3. Party B understands Party A's requirements for channel partners and Seco is committed to serving end users, and hopes to become Seco channel partners, establish long-term cooperative relations with Party A, and achieve common growth.
4. These Terms are an annex and necessary part of the "Seco Distributor Cooperation Agreement" or "Seco Trader Cooperation Agreement" (hereinafter referred to as the "Channel Agreement") signed by Party A and Party B, and are the basic terms and conditions for Party A to recognize Party B as Seco Channel Partner, which stipulates the basic rights and obligations of both parties, and both parties shall abide by them together.
Article 2 Channel agreement validity period
1. The validity period of the channel agreement refers to the channel agreement signed by both parties 1 The validity period of the treaty.
2. If the two parties fail to reach an agreement on re-signing a new channel agreement before the expiration of the validity period of the channel agreement, the original channel agreement will be re-signed
It will continue to be valid for 3 months after the expiration of the validity period. If the two parties sign a new channel agreement within the 3 months, the new channel agreement shall be signed
After signing, the original channel agreement will automatically expire. If the two parties fail to sign a new channel agreement within the 3 months, the original channel agreement
Terminated after the expiration of 3 months.
3. If the order established during the validity period of the channel agreement is not completed before the termination or termination of the channel agreement, this clause will continue to apply until the performance is completed.
Article 3 Recognition of channel partners
1. After Party A's evaluation and confirmation of Party B's sales and service capabilities, combined with the development plans of both parties, Party B is determined to be Shangao Sheng
During the validity period of the agreement stipulated in Article 1 of the Channel Agreement, Party B has the right to use the title agreed in Article 2 1) of the Channel Agreement in Article 2 2 of the Channel Agreement Scotland products and services are sold to authorized customers in the agreed authorized area or authorized industry.

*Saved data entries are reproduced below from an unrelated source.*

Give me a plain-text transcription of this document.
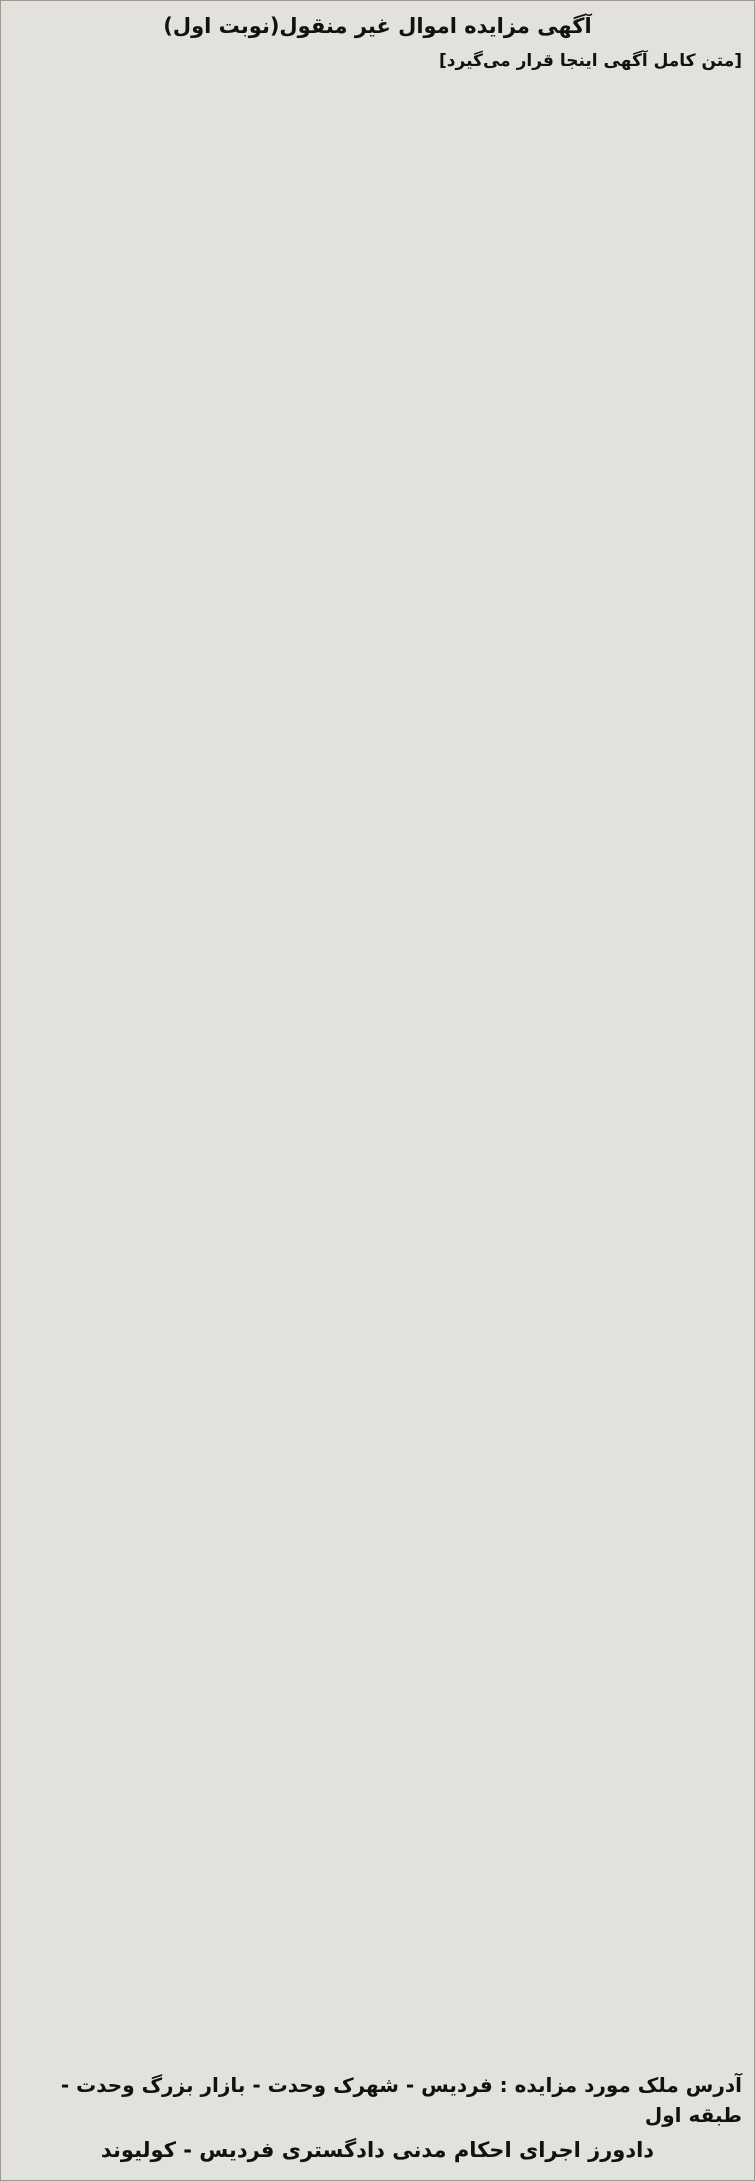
آگهی مزایده اموال غیر منقول(نوبت اول)
[متن کامل آگهی اینجا قرار می‌گیرد]
آدرس ملک مورد مزایده : فردیس - شهرک وحدت - بازار بزرگ وحدت - طبقه اول
دادورز اجرای احکام مدنی دادگستری فردیس - کولیوند
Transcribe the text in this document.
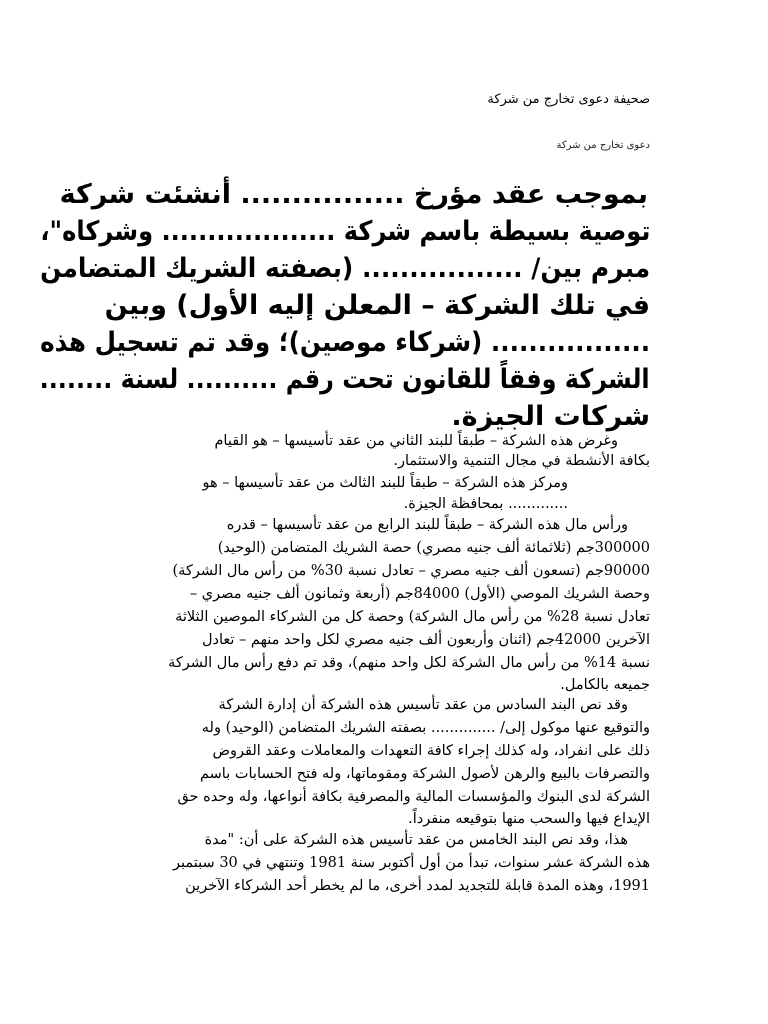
صحيفة دعوى تخارج من شركة
دعوى تخارج من شركة
بموجب عقد مؤرخ ................ أنشئت شركة
توصية بسيطة باسم شركة ................... وشركاه"،
مبرم بين/ ................. (بصفته الشريك المتضامن
في تلك الشركة – المعلن إليه الأول) وبين
................. (شركاء موصين)؛ وقد تم تسجيل هذه
الشركة وفقاً للقانون تحت رقم .......... لسنة ........
شركات الجيزة.
وغرض هذه الشركة – طبقاً للبند الثاني من عقد تأسيسها – هو القيام
بكافة الأنشطة في مجال التنمية والاستثمار.
ومركز هذه الشركة – طبقاً للبند الثالث من عقد تأسيسها – هو
............. بمحافظة الجيزة.
ورأس مال هذه الشركة – طبقاً للبند الرابع من عقد تأسيسها – قدره
300000جم (ثلاثمائة ألف جنيه مصري) حصة الشريك المتضامن (الوحيد)
90000جم (تسعون ألف جنيه مصري – تعادل نسبة 30% من رأس مال الشركة)
وحصة الشريك الموصي (الأول) 84000جم (أربعة وثمانون ألف جنيه مصري –
تعادل نسبة 28% من رأس مال الشركة) وحصة كل من الشركاء الموصين الثلاثة
الآخرين 42000جم (اثنان وأربعون ألف جنيه مصري لكل واحد منهم – تعادل
نسبة 14% من رأس مال الشركة لكل واحد منهم)، وقد تم دفع رأس مال الشركة
جميعه بالكامل.
وقد نص البند السادس من عقد تأسيس هذه الشركة أن إدارة الشركة
والتوقيع عنها موكول إلى/ .............. بصفته الشريك المتضامن (الوحيد) وله
ذلك على انفراد، وله كذلك إجراء كافة التعهدات والمعاملات وعقد القروض
والتصرفات بالبيع والرهن لأصول الشركة ومقوماتها، وله فتح الحسابات باسم
الشركة لدى البنوك والمؤسسات المالية والمصرفية بكافة أنواعها، وله وحده حق
الإيداع فيها والسحب منها بتوقيعه منفرداً.
هذا، وقد نص البند الخامس من عقد تأسيس هذه الشركة على أن: "مدة
هذه الشركة عشر سنوات، تبدأ من أول أكتوبر سنة 1981 وتنتهي في 30 سبتمبر
1991، وهذه المدة قابلة للتجديد لمدد أخرى، ما لم يخطر أحد الشركاء الآخرين
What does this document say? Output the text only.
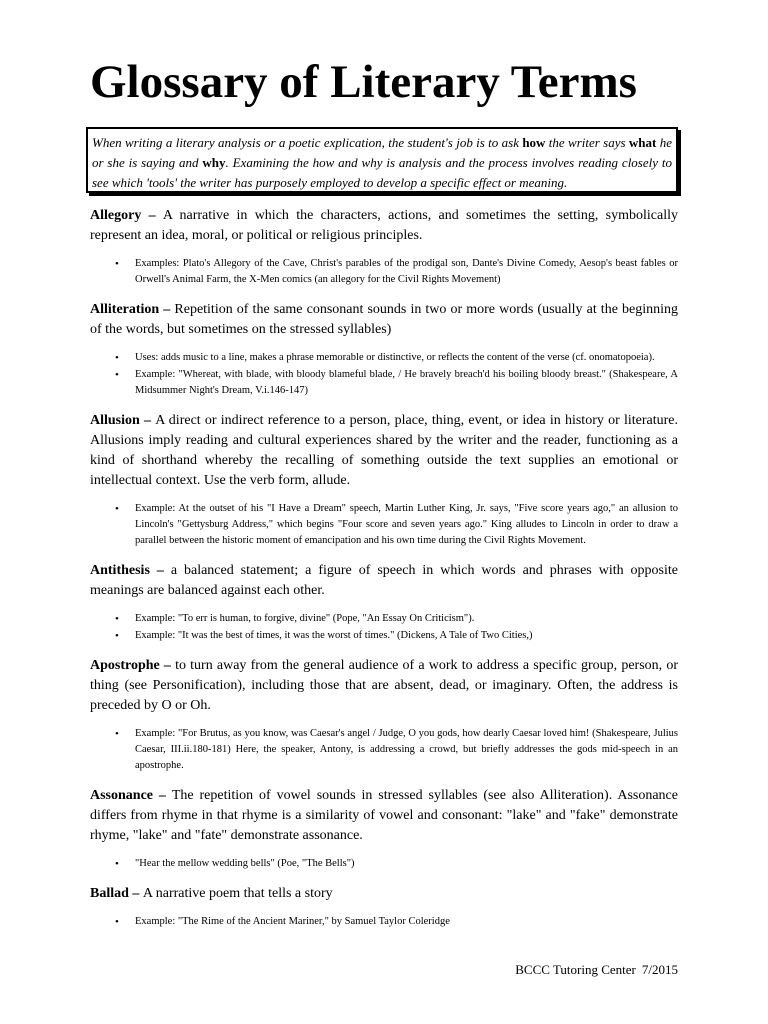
Glossary of Literary Terms
When writing a literary analysis or a poetic explication, the student's job is to ask how the writer says what he or she is saying and why. Examining the how and why is analysis and the process involves reading closely to see which 'tools' the writer has purposely employed to develop a specific effect or meaning.

Allegory – A narrative in which the characters, actions, and sometimes the setting, symbolically represent an idea, moral, or political or religious principles.

• Examples: Plato's Allegory of the Cave, Christ's parables of the prodigal son, Dante's Divine Comedy, Aesop's beast fables or Orwell's Animal Farm, the X-Men comics (an allegory for the Civil Rights Movement)

Alliteration – Repetition of the same consonant sounds in two or more words (usually at the beginning of the words, but sometimes on the stressed syllables)

• Uses: adds music to a line, makes a phrase memorable or distinctive, or reflects the content of the verse (cf. onomatopoeia).
• Example: "Whereat, with blade, with bloody blameful blade, / He bravely breach'd his boiling bloody breast." (Shakespeare, A Midsummer Night's Dream, V.i.146-147)

Allusion – A direct or indirect reference to a person, place, thing, event, or idea in history or literature. Allusions imply reading and cultural experiences shared by the writer and the reader, functioning as a kind of shorthand whereby the recalling of something outside the text supplies an emotional or intellectual context. Use the verb form, allude.

• Example: At the outset of his "I Have a Dream" speech, Martin Luther King, Jr. says, "Five score years ago," an allusion to Lincoln's "Gettysburg Address," which begins "Four score and seven years ago." King alludes to Lincoln in order to draw a parallel between the historic moment of emancipation and his own time during the Civil Rights Movement.

Antithesis – a balanced statement; a figure of speech in which words and phrases with opposite meanings are balanced against each other.

• Example: "To err is human, to forgive, divine" (Pope, "An Essay On Criticism").
• Example: "It was the best of times, it was the worst of times." (Dickens, A Tale of Two Cities,)

Apostrophe – to turn away from the general audience of a work to address a specific group, person, or thing (see Personification), including those that are absent, dead, or imaginary. Often, the address is preceded by O or Oh.

• Example: "For Brutus, as you know, was Caesar's angel / Judge, O you gods, how dearly Caesar loved him! (Shakespeare, Julius Caesar, III.ii.180-181) Here, the speaker, Antony, is addressing a crowd, but briefly addresses the gods mid-speech in an apostrophe.

Assonance – The repetition of vowel sounds in stressed syllables (see also Alliteration). Assonance differs from rhyme in that rhyme is a similarity of vowel and consonant: "lake" and "fake" demonstrate rhyme, "lake" and "fate" demonstrate assonance.

• "Hear the mellow wedding bells" (Poe, "The Bells")

Ballad – A narrative poem that tells a story

• Example: "The Rime of the Ancient Mariner," by Samuel Taylor Coleridge
BCCC Tutoring Center 7/2015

2. Party A supports Party B's efforts to develop new customers in the authorized area and authorized industry, and Party B shall notify Party A before developing a specific new customer, and after Party A's re-evaluation and confirmation of Party B's sales and service capabilities, Party B may start to develop the new customer, and after Party B successfully obtains the new customer order and is confirmed by Party A, both parties may add the list of authorized customers and update Article 2 of the channel agreement.
3. Without prior written confirmation from Party A, Party B shall not sell to overseas countries outside the mainland of the People's Republic of China.
Article 4 Responsibilities and obligations of channel partners
1. Independent operation and self-responsibility Party A's identification and authorization of Party B does not mean that Party B legally constitutes an agency or representative relationship with Party A, nor does it indicate any operational or equity control or association between the two parties. Under no circumstances shall Party B be authorized to make any warranty, representation or agree to any condition to any third party on behalf of Shangao. Party B, as a legally established and validly existing legal person, shall be
Carry out business activities independently in their own name. Party B shall not conduct publicity and other business activities in any name other than the title agreed in Article 2 (1) of the channel agreement, or in any way that may cause misunderstanding between Party B and Shangao.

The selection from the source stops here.